While locality may not be an important priority for Nandos, the original features or structure of the buildings in which its restaurants are housed is key. BGY have worked, where they can, to reintegrate these features into their designs, and often find hidden gems beneath the formica, plywood and plasterboard of former retail units.
Nando’s Glasgow, BGY’s eight project, is a perfect example of this. The team stripped the 1920s building back to its bare fabric, exposing the visually engaging textures of the structural steel work, brickwork and heavy Scottish stone blockwork of the walls.
With the help of historic photographs, the original timber and glass shopfront was reinstated – the stained-glass sign above the door and distinctive oriel window bays adding to the atmosphere of one of Glasgow’s major shopping streets.
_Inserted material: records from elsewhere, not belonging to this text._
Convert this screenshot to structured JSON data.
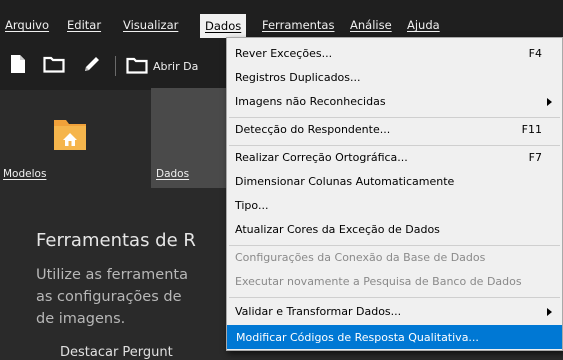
{
  "menubar": {
    "items": [
      {
        "label": "Arquivo"
      },
      {
        "label": "Editar"
      },
      {
        "label": "Visualizar"
      },
      {
        "label": "Dados"
      },
      {
        "label": "Ferramentas"
      },
      {
        "label": "Análise"
      },
      {
        "label": "Ajuda"
      }
    ],
    "active_index": 3
  },
  "toolbar": {
    "open_label": "Abrir Da",
    "icons": [
      "new-file-icon",
      "folder-icon",
      "pencil-icon",
      "folder-icon"
    ]
  },
  "tiles": [
    {
      "label": "Modelos",
      "icon": "house-folder-icon"
    },
    {
      "label": "Dados"
    }
  ],
  "content": {
    "heading": "Ferramentas de R",
    "paragraph_lines": [
      "Utilize as ferramenta",
      "as configurações de",
      "de imagens."
    ],
    "cut_text": "Destacar Pergunt"
  },
  "dropdown": {
    "items": [
      {
        "label": "Rever Exceções...",
        "shortcut": "F4"
      },
      {
        "label": "Registros Duplicados..."
      },
      {
        "label": "Imagens não Reconhecidas",
        "submenu": true
      },
      {
        "label": "Detecção do Respondente...",
        "shortcut": "F11"
      },
      {
        "label": "Realizar Correção Ortográfica...",
        "shortcut": "F7"
      },
      {
        "label": "Dimensionar Colunas Automaticamente"
      },
      {
        "label": "Tipo..."
      },
      {
        "label": "Atualizar Cores da Exceção de Dados"
      },
      {
        "label": "Configurações da Conexão da Base de Dados",
        "disabled": true
      },
      {
        "label": "Executar novamente a Pesquisa de Banco de Dados",
        "disabled": true
      },
      {
        "label": "Validar e Transformar Dados...",
        "submenu": true
      },
      {
        "label": "Modificar Códigos de Resposta Qualitativa...",
        "highlighted": true
      }
    ]
  },
  "colors": {
    "menubar_bg": "#1f1f1f",
    "content_bg": "#2a2a2a",
    "menu_bg": "#f0f0f0",
    "highlight": "#0078d4",
    "accent_orange": "#f0a13a"
  }
}
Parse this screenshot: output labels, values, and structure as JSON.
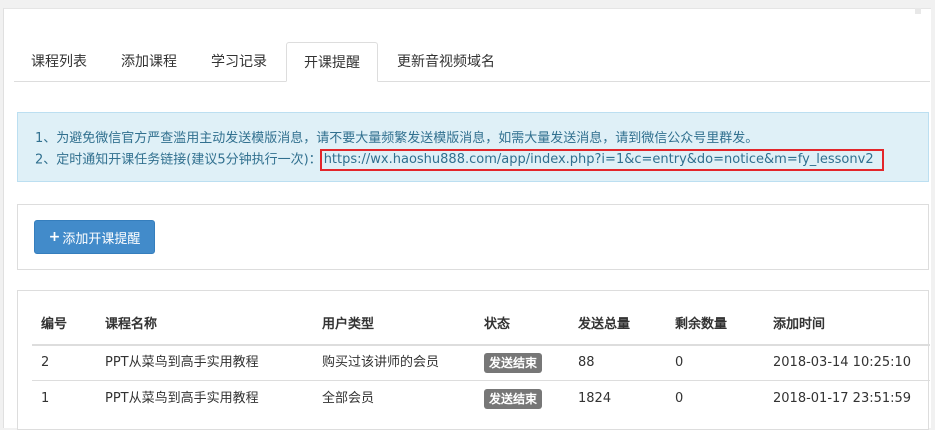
{
  "tabs": [
    {
      "label": "课程列表"
    },
    {
      "label": "添加课程"
    },
    {
      "label": "学习记录"
    },
    {
      "label": "开课提醒",
      "active": true
    },
    {
      "label": "更新音视频域名"
    }
  ],
  "notice": {
    "line1": "1、为避免微信官方严查滥用主动发送模版消息，请不要大量频繁发送模版消息，如需大量发送消息，请到微信公众号里群发。",
    "line2_prefix": "2、定时通知开课任务链接(建议5分钟执行一次)：",
    "link": "https://wx.haoshu888.com/app/index.php?i=1&c=entry&do=notice&m=fy_lessonv2"
  },
  "add_button": {
    "plus": "+",
    "label": "添加开课提醒"
  },
  "table": {
    "headers": [
      "编号",
      "课程名称",
      "用户类型",
      "状态",
      "发送总量",
      "剩余数量",
      "添加时间"
    ],
    "rows": [
      [
        "2",
        "PPT从菜鸟到高手实用教程",
        "购买过该讲师的会员",
        "发送结束",
        "88",
        "0",
        "2018-03-14 10:25:10"
      ],
      [
        "1",
        "PPT从菜鸟到高手实用教程",
        "全部会员",
        "发送结束",
        "1824",
        "0",
        "2018-01-17 23:51:59"
      ]
    ]
  },
  "colors": {
    "accent": "#428bca",
    "notice_bg": "#dff0f7",
    "highlight": "#e3262a",
    "badge": "#777777"
  }
}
Elsewhere, the team used reclaimed light fittings, upcycled bicycle wheels and wire baskets to create original chandeliers, as well as using reclaimed wooden window shutters sourced from a salvage company in South Africa to clad the me mezzanine balcony.
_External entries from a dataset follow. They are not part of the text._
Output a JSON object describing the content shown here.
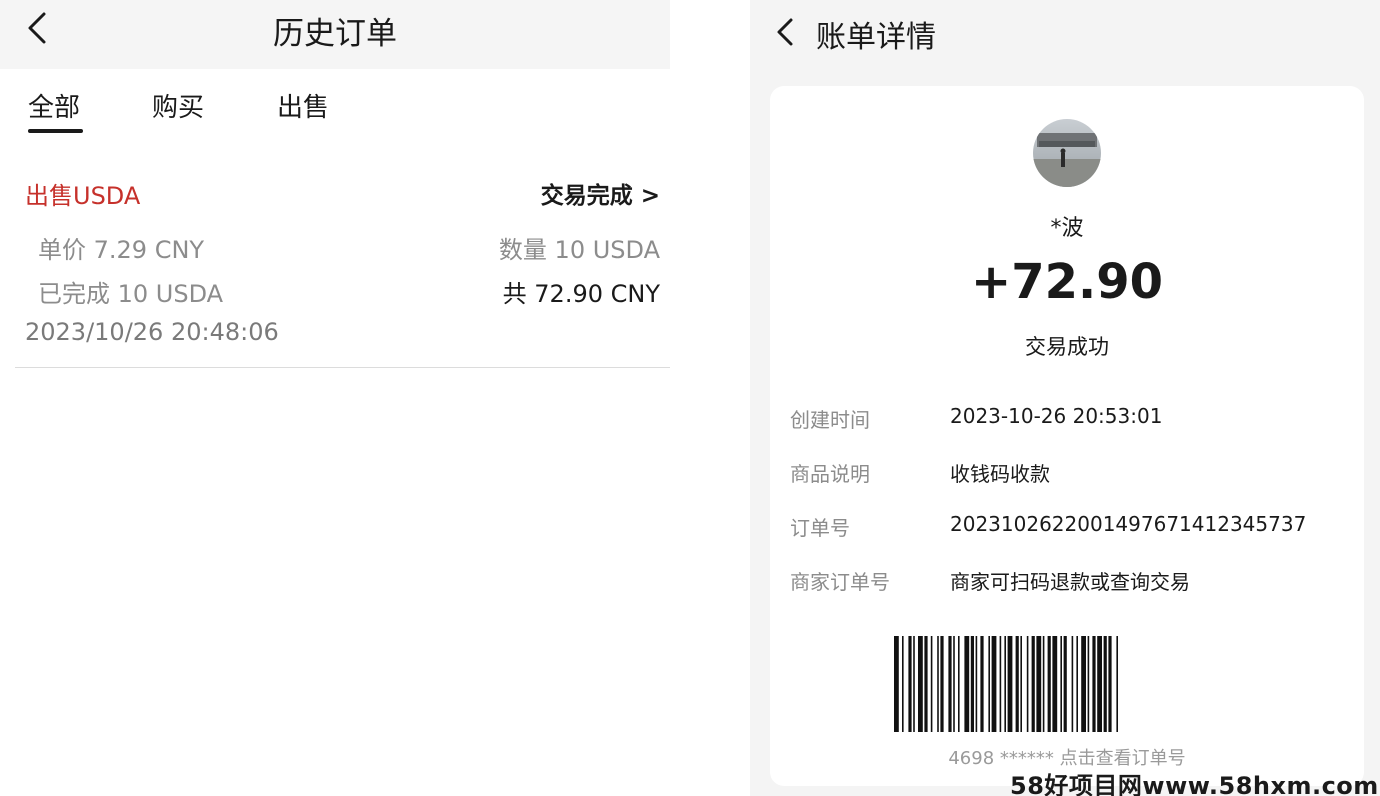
{
  "history": {
    "title": "历史订单",
    "tabs": {
      "all": "全部",
      "buy": "购买",
      "sell": "出售"
    },
    "order": {
      "type": "出售USDA",
      "status": "交易完成 >",
      "unit_price": "单价 7.29 CNY",
      "quantity": "数量 10 USDA",
      "completed": "已完成 10 USDA",
      "total": "共 72.90 CNY",
      "time": "2023/10/26 20:48:06"
    }
  },
  "bill": {
    "title": "账单详情",
    "name": "*波",
    "amount": "+72.90",
    "status": "交易成功",
    "rows": [
      {
        "label": "创建时间",
        "value": "2023-10-26 20:53:01"
      },
      {
        "label": "商品说明",
        "value": "收钱码收款"
      },
      {
        "label": "订单号",
        "value": "2023102622001497671412345737"
      },
      {
        "label": "商家订单号",
        "value": "商家可扫码退款或查询交易"
      }
    ],
    "barcode_caption": "4698 ****** 点击查看订单号"
  },
  "watermark": "58好项目网www.58hxm.com",
  "colors": {
    "accent_red": "#c6312b",
    "header_bg": "#f5f5f5",
    "panel_bg": "#f4f4f4"
  },
  "icons": {
    "back": "chevron-left-icon"
  }
}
The newer elements of the design were selected to echo this rough textural aesthetic, the timber-topped service counter, for example, was made using off-the-shelf concrete lintels, painted by hand and laid on end.
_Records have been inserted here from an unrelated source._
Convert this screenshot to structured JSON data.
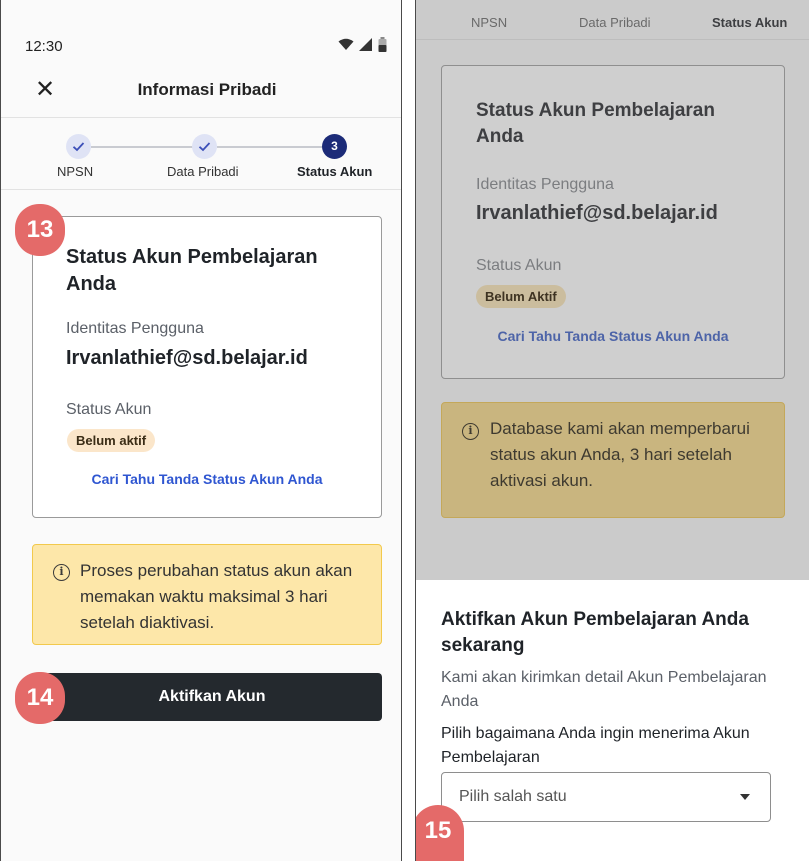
{
  "left_screen": {
    "status_bar": {
      "time": "12:30"
    },
    "app_bar": {
      "title": "Informasi Pribadi"
    },
    "stepper": {
      "steps": [
        {
          "label": "NPSN",
          "state": "done"
        },
        {
          "label": "Data Pribadi",
          "state": "done"
        },
        {
          "label": "Status Akun",
          "state": "active",
          "number": "3"
        }
      ]
    },
    "card": {
      "title": "Status Akun Pembelajaran Anda",
      "identity_label": "Identitas Pengguna",
      "identity_value": "Irvanlathief@sd.belajar.id",
      "status_label": "Status Akun",
      "status_badge": "Belum aktif",
      "link": "Cari Tahu Tanda Status Akun Anda"
    },
    "info": {
      "text": "Proses perubahan status akun akan memakan waktu maksimal 3 hari setelah diaktivasi."
    },
    "primary_button": "Aktifkan Akun"
  },
  "right_screen": {
    "stepper_labels": [
      "NPSN",
      "Data Pribadi",
      "Status Akun"
    ],
    "card": {
      "title": "Status Akun Pembelajaran Anda",
      "identity_label": "Identitas Pengguna",
      "identity_value": "Irvanlathief@sd.belajar.id",
      "status_label": "Status Akun",
      "status_badge": "Belum Aktif",
      "link": "Cari Tahu Tanda Status Akun Anda"
    },
    "info": {
      "text": "Database kami akan memperbarui status akun Anda, 3 hari setelah aktivasi akun."
    },
    "bottom_sheet": {
      "title": "Aktifkan Akun Pembelajaran Anda sekarang",
      "description": "Kami akan kirimkan detail Akun Pembelajaran Anda",
      "select_label": "Pilih bagaimana Anda ingin menerima Akun Pembelajaran",
      "select_value": "Pilih salah satu"
    }
  },
  "markers": [
    "13",
    "14",
    "15"
  ],
  "colors": {
    "primary_button": "#24292e",
    "step_active": "#1c2b78",
    "link": "#2f56d1",
    "warning_bg": "#fde7a9",
    "badge_bg": "#fbe6ca",
    "marker": "#e46a69"
  },
  "icons": [
    "close-icon",
    "check-icon",
    "wifi-icon",
    "signal-icon",
    "battery-icon",
    "info-icon",
    "chevron-down-icon"
  ]
}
The imagination and creativity that goes into each and every detail of these new restaurants is quite spectacular. Yet, while the BGY team is encouraged to take full reign of these projects, one element the Nando’s team are adamant on is the ‘robustness’ of the new schemes.
This twofold approach, “the design head and the operations head” as Matt describes it, ensures that however inventive and experimental the interior of the restaurant, it is ultimately grounded in creating a functional space that will endure high volumes of traffic.
Given the characteristically busy flow of customers throughout Nando’s restaurants – ordering and paying at the counter, retrieving condiments etc – it is all the more important that BGY construct these spaces carefully.
The success of these new restaurants is not simply down to creating a fine balance between form and function, however, but is a result of the mutually creative relationship between these two teams.
Nando’s faith in BGY’s talent and originality means that they don’t allow for complacency, and are constantly challenging the team to bring new ideas to the table. Given the portfolio of restaurants completed so far, and the promise of multiple new openings in the near future, this “we push you as much as you push us” philosophy certainly seems to be a winning formula.